For Researchers: Access Data
As a cancer researcher, you already know that high-quality clinical trial data is critical to investigating new hypotheses. But this vital data from completed clinical trials typically has been trapped within the virtual walls of those organizations that have conducted the trials.
The Project Data Sphere® (PDS) platform breaks down those walls and brings high-quality data from completed cancer clinical trials to a single, easily accessible, research platform. By accessing data on the PDS platform, you’ll gain the ability to aggregate data that spans both tumor types and research organizations, and which has previously been locked away.
Research hypotheses, however, don’t run on just high-quality data. That’s why the PDS platform also provides advanced analytical tools from SAS to support your explorations and investigations. These tools, available at no cost to registered researchers, provide not only core data preparation and statistical processing capabilities, but advanced modeling, simulation, machine learning, and visualization solutions in support of your research activities.
Apply for Access
Access to the patient-level clinical trial data and embedded analytical tools is granted through an application process. Prospective users will need to complete a short online form and consent to the Project Data Sphere Cancer Research Platform Agreement (available for review as part of the registration process) in order to apply to become platform authorized users.
The authorization review and approval process are typically completed within seven business days, if not sooner. Click here to apply for access.
The data content and analytical tools provided within the Project Data Sphere cancer research platform are accessible to researchers affiliated with life sciences companies, hospitals, institutions and other organizations, as well as independent researchers. Prospective research platform users will need to complete a short online form and consent to the Project Data Sphere Cancer Research Platform Agreement (available for review as part of the registration process) in order to apply to become platform authorized users.
The online application form includes a request for a description of any planned research and the accompanying research goals. This optional research information enables Project Data Sphere to develop metrics regarding how the platform is intended to be used and has NO impact on the applicant approval process.
The authorization review and approval process are typically completed within seven business days, if not sooner.
Data within the Project Data Sphere cancer research platform is available at two levels. All visitors to data.projectdatasphere.org, regardless of whether they have registered to be authorized users, are able to search for data sets of interest based upon a variety of filters (e.g., data provider, tumor type, etc.) or via free-text search terms. The information available, at this level, from these data sets includes descriptive information regarding the data set itself such as a summary of the study, the study title, description, type of data available (comparator, active treatment, or both), etc.
Authorized users additionally have access to the data set content, including the study protocol, annotated Case Report Form, data dictionary, and the patient-level data itself. The documents associated with each data set can be viewed directly through the platform application, and all data sets can be viewed and analyzed using the embedded platform analytical tools. In most cases, and based upon the requirements of the data provider, the patient-level data sets can be downloaded for review and investigation within the authorized user’s preferred analytical environment.

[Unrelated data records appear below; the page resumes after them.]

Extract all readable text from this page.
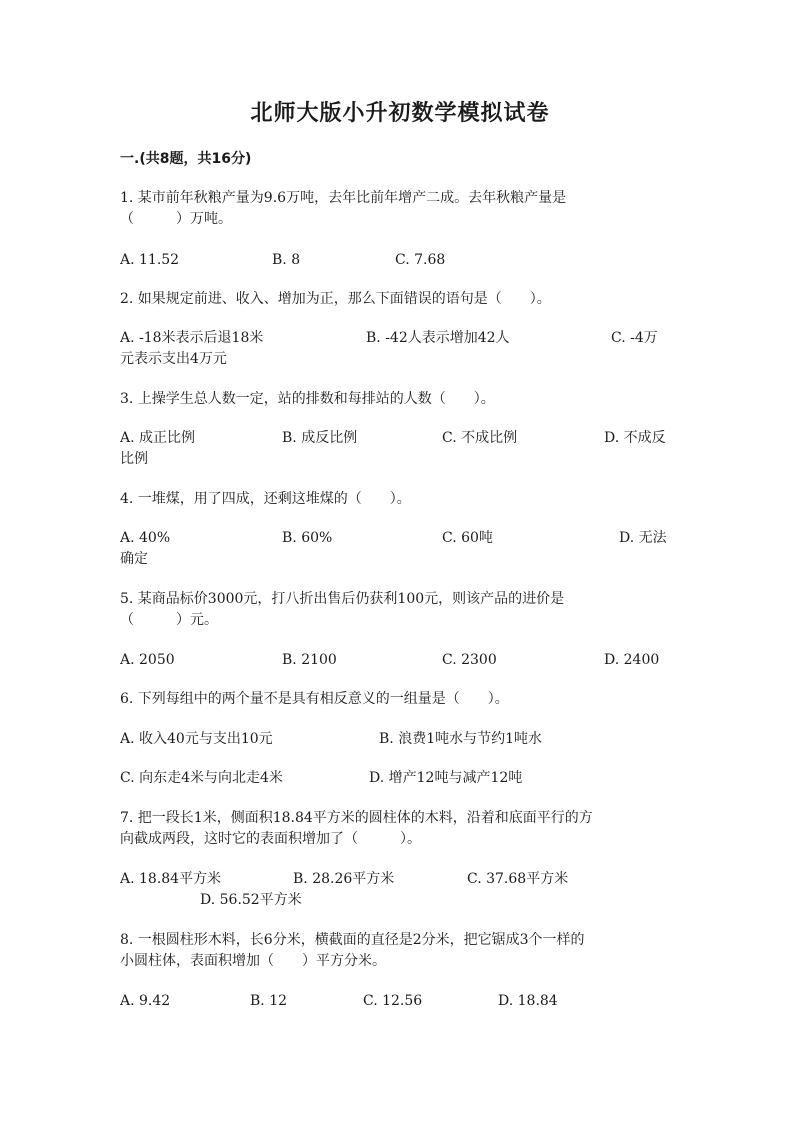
北师大版小升初数学模拟试卷
一.(共8题，共16分)
1. 某市前年秋粮产量为9.6万吨，去年比前年增产二成。去年秋粮产量是
（　　　）万吨。
A. 11.52	B. 8	C. 7.68
2. 如果规定前进、收入、增加为正，那么下面错误的语句是（　　）。
A. -18米表示后退18米	B. -42人表示增加42人	C. -4万
元表示支出4万元
3. 上操学生总人数一定，站的排数和每排站的人数（　　）。
A. 成正比例	B. 成反比例	C. 不成比例	D. 不成反
比例
4. 一堆煤，用了四成，还剩这堆煤的（　　）。
A. 40%	B. 60%	C. 60吨	D. 无法
确定
5. 某商品标价3000元，打八折出售后仍获利100元，则该产品的进价是
（　　　）元。
A. 2050	B. 2100	C. 2300	D. 2400
6. 下列每组中的两个量不是具有相反意义的一组量是（　　）。
A. 收入40元与支出10元	B. 浪费1吨水与节约1吨水
C. 向东走4米与向北走4米	D. 增产12吨与减产12吨
7. 把一段长1米，侧面积18.84平方米的圆柱体的木料，沿着和底面平行的方
向截成两段，这时它的表面积增加了（　　　）。
A. 18.84平方米	B. 28.26平方米	C. 37.68平方米
D. 56.52平方米
8. 一根圆柱形木料，长6分米，横截面的直径是2分米，把它锯成3个一样的
小圆柱体，表面积增加（　　）平方分米。
A. 9.42	B. 12	C. 12.56	D. 18.84
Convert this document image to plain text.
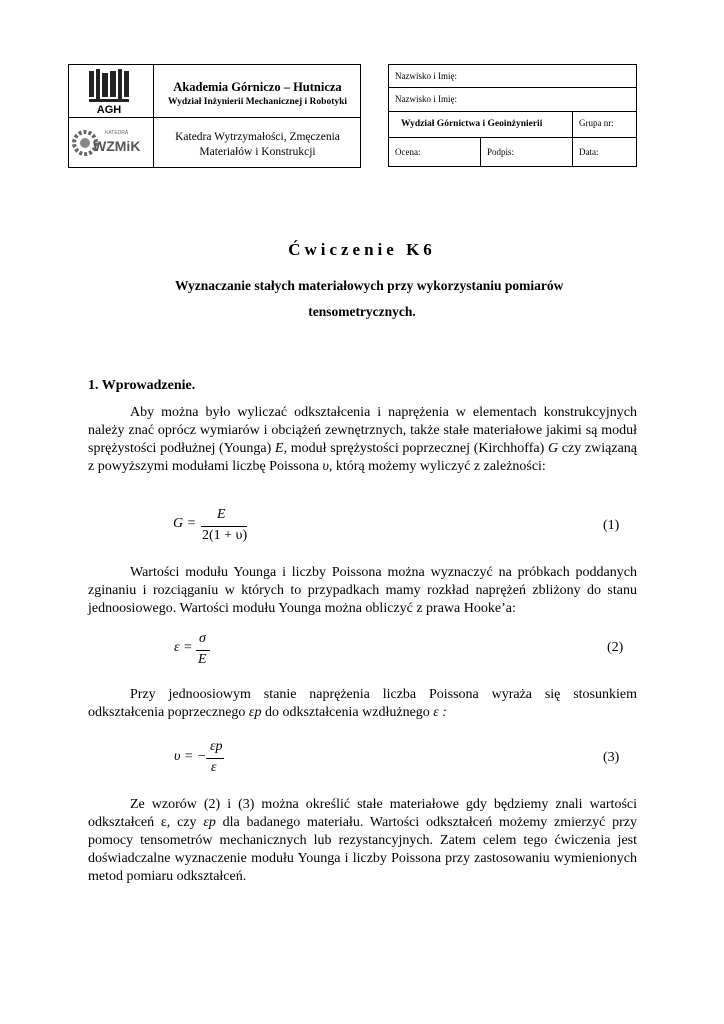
AGH
KATEDRA
WZMiK
Akademia Górniczo – Hutnicza
Wydział Inżynierii Mechanicznej i Robotyki
Katedra Wytrzymałości, Zmęczenia
Materiałów i Konstrukcji
Nazwisko i Imię:
Nazwisko i Imię:
Wydział Górnictwa i Geoinżynierii	Grupa nr:
Ocena:	Podpis:	Data:
Ćwiczenie K6
Wyznaczanie stałych materiałowych przy wykorzystaniu pomiarów
tensometrycznych.
1. Wprowadzenie.
Aby można było wyliczać odkształcenia i naprężenia w elementach konstrukcyjnych należy znać oprócz wymiarów i obciążeń zewnętrznych, także stałe materiałowe jakimi są moduł sprężystości podłużnej (Younga) E, moduł sprężystości poprzecznej (Kirchhoffa) G czy związaną z powyższymi modułami liczbę Poissona υ, którą możemy wyliczyć z zależności:
G =
E
2(1 + υ)
(1)
Wartości modułu Younga i liczby Poissona można wyznaczyć na próbkach poddanych zginaniu i rozciąganiu w których to przypadkach mamy rozkład naprężeń zbliżony do stanu jednoosiowego. Wartości modułu Younga można obliczyć z prawa Hooke’a:
ε =
σ
E
(2)
Przy jednoosiowym stanie naprężenia liczba Poissona wyraża się stosunkiem odkształcenia poprzecznego εp do odkształcenia wzdłużnego ε :
υ = −
εp
ε
(3)
Ze wzorów (2) i (3) można określić stałe materiałowe gdy będziemy znali wartości odkształceń ε, czy εp dla badanego materiału. Wartości odkształceń możemy zmierzyć przy pomocy tensometrów mechanicznych lub rezystancyjnych. Zatem celem tego ćwiczenia jest doświadczalne wyznaczenie modułu Younga i liczby Poissona przy zastosowaniu wymienionych metod pomiaru odkształceń.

Authorized users seeking access to data sets provided to the Project Data Sphere cancer research platform via integration with the NCTN/NCORP Data Archive must, per NCI’s required business processes, complete an additional authorization process before data sets and supporting content can be accessed. This authorization process is directly available within the Project Data Sphere cancer research platform.
Data sets provided to the Project Data Sphere cancer research platform include four key components:
Each clinical trial has a master plan called a protocol. This plan explains how the trial will be conducted and outlines the criteria by which patients are to be selected for the trial, the procedures and tests that patients will receive and the types of data that will be collected from the patients.

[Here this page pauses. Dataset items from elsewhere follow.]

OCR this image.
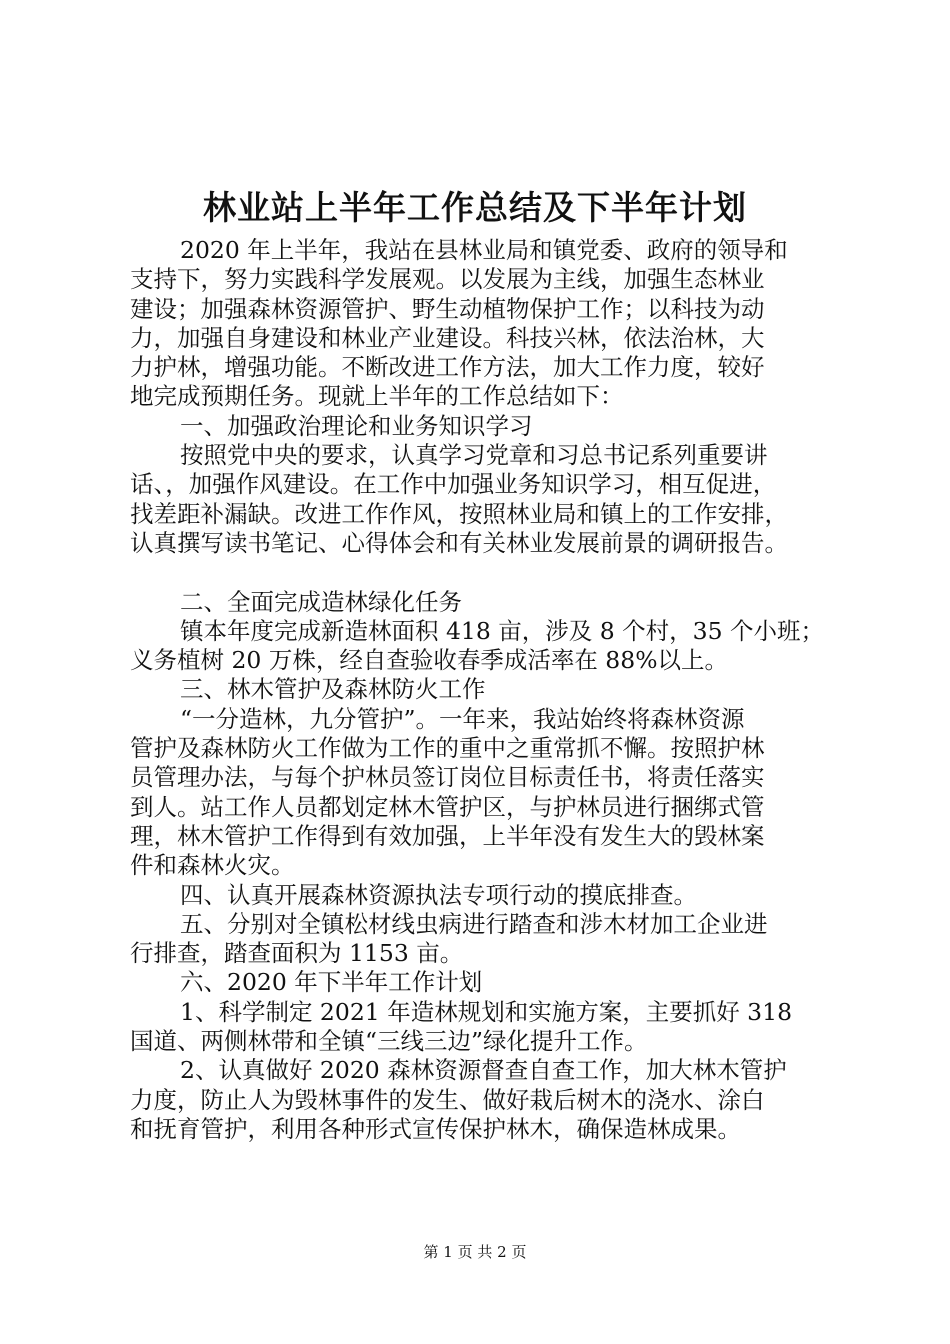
林业站上半年工作总结及下半年计划
2020 年上半年，我站在县林业局和镇党委、政府的领导和
支持下，努力实践科学发展观。以发展为主线，加强生态林业
建设；加强森林资源管护、野生动植物保护工作；以科技为动
力，加强自身建设和林业产业建设。科技兴林，依法治林，大
力护林，增强功能。不断改进工作方法，加大工作力度，较好
地完成预期任务。现就上半年的工作总结如下：
一、加强政治理论和业务知识学习
按照党中央的要求，认真学习党章和习总书记系列重要讲
话、，加强作风建设。在工作中加强业务知识学习，相互促进，
找差距补漏缺。改进工作作风，按照林业局和镇上的工作安排，
认真撰写读书笔记、心得体会和有关林业发展前景的调研报告。
二、全面完成造林绿化任务
镇本年度完成新造林面积 418 亩，涉及 8 个村，35 个小班；
义务植树 20 万株，经自查验收春季成活率在 88%以上。
三、林木管护及森林防火工作
“一分造林，九分管护”。一年来，我站始终将森林资源
管护及森林防火工作做为工作的重中之重常抓不懈。按照护林
员管理办法，与每个护林员签订岗位目标责任书，将责任落实
到人。站工作人员都划定林木管护区，与护林员进行捆绑式管
理，林木管护工作得到有效加强，上半年没有发生大的毁林案
件和森林火灾。
四、认真开展森林资源执法专项行动的摸底排查。
五、分别对全镇松材线虫病进行踏查和涉木材加工企业进
行排查，踏查面积为 1153 亩。
六、2020 年下半年工作计划
1、科学制定 2021 年造林规划和实施方案，主要抓好 318
国道、两侧林带和全镇“三线三边”绿化提升工作。
2、认真做好 2020 森林资源督查自查工作，加大林木管护
力度，防止人为毁林事件的发生、做好栽后树木的浇水、涂白
和抚育管护，利用各种形式宣传保护林木，确保造林成果。
第 1 页 共 2 页
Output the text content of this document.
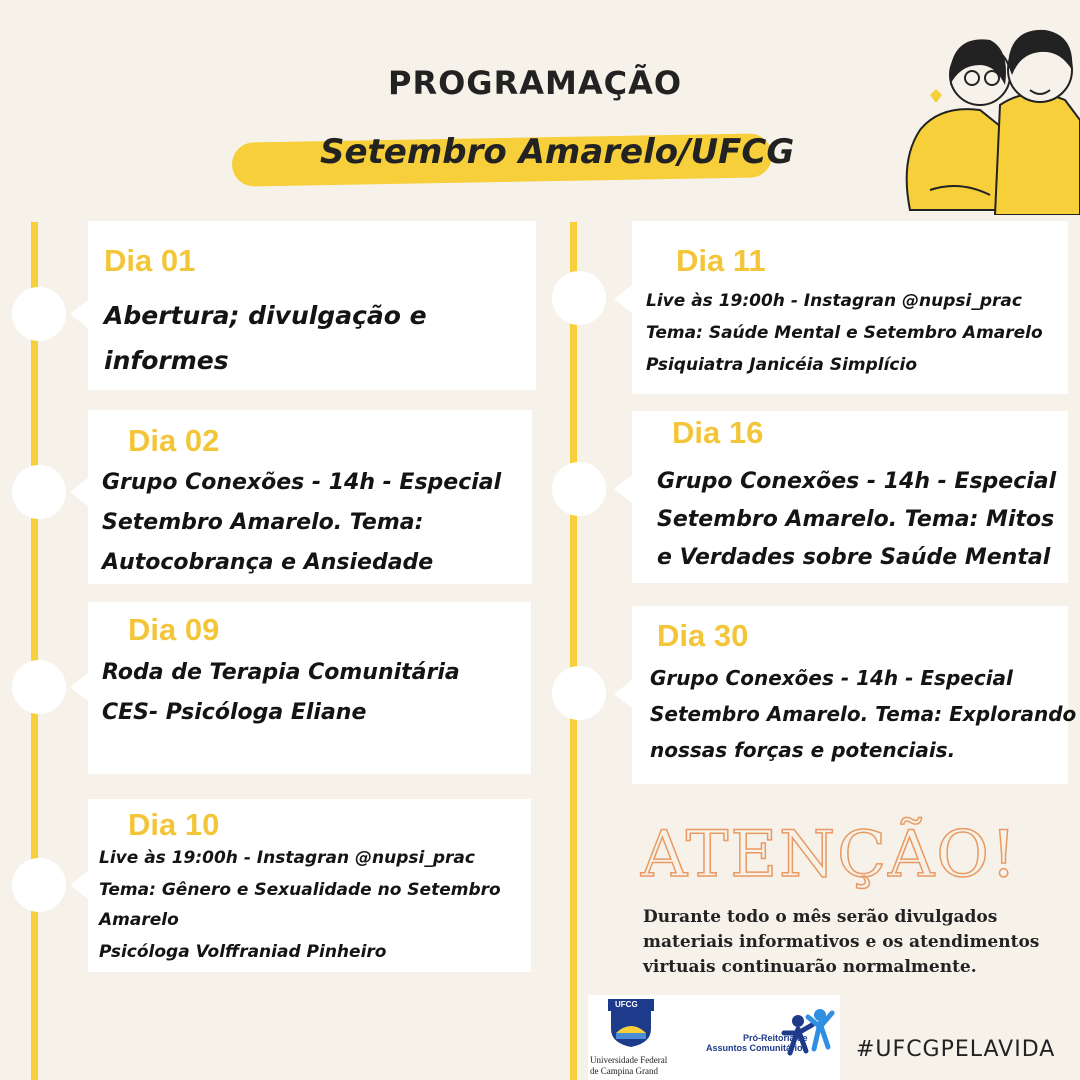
PROGRAMAÇÃO
Setembro Amarelo/UFCG
Dia 01
Abertura; divulgação e
informes
Dia 02
Grupo Conexões - 14h - Especial
Setembro Amarelo. Tema:
Autocobrança e Ansiedade
Dia 09
Roda de Terapia Comunitária
CES- Psicóloga Eliane
Dia 10
Live às 19:00h - Instagran @nupsi_prac
Tema: Gênero e Sexualidade no Setembro
Amarelo
Psicóloga Volffraniad Pinheiro
Dia 11
Live às 19:00h - Instagran @nupsi_prac
Tema: Saúde Mental e Setembro Amarelo
Psiquiatra Janicéia Simplício
Dia 16
Grupo Conexões - 14h - Especial
Setembro Amarelo. Tema: Mitos
e Verdades sobre Saúde Mental
Dia 30
Grupo Conexões - 14h - Especial
Setembro Amarelo. Tema: Explorando
nossas forças e potenciais.
ATENÇÃO!
Durante todo o mês serão divulgados
materiais informativos e os atendimentos
virtuais continuarão normalmente.
UFCG
Universidade Federal
de Campina Grand
Pró-Reitoria de
Assuntos Comunitários #UFCGPELAVIDA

Annotated case report form (CRF):
A CRF is the paper or electronic instrument used to record the patient data in a clinical trial. An “annotated” CRF indicates how the recorded information relates to the structure of the stored electronic patient data.
The data dictionary describes the details of the electronic patient data on a field-by-field basis, indicating in which data tables individual fields can be found, how the individual data tables are related and various levels of detail regarding the data fields themselves.
Patient-level data sets:
The patient-level data sets represent the individual data points that have been captured for each patient. Through careful understanding of the research protocol, the annotated CRF and the data dictionary, data scientists can apply analytical tools to the patient-level data sets and discover new scientific insights. The patient-level data sets available within the Project Data Sphere cancer research platform can be investigated individually, or can be aggregated for more comprehensive investigation. Although industry data standards such as CDISC SDTM and ADaM (www.cdisc.org) are now widely adopted, there may be considerable differences with regard to how the data sets provided to the Project Data Sphere platform are structured. These differences are based upon a variety of factors, including each provider organizations’ interpretations of the standards, the maturity of the data standards at the time each trial was completed and whether the trial was considered for registration purposes. Through ongoing curation and standardization efforts, Project Data Sphere is continually working to increase the efficiency with which researchers can aggregate and investigate patient-level data sets that span data providers, research domains (industry and academia) and data standards eras.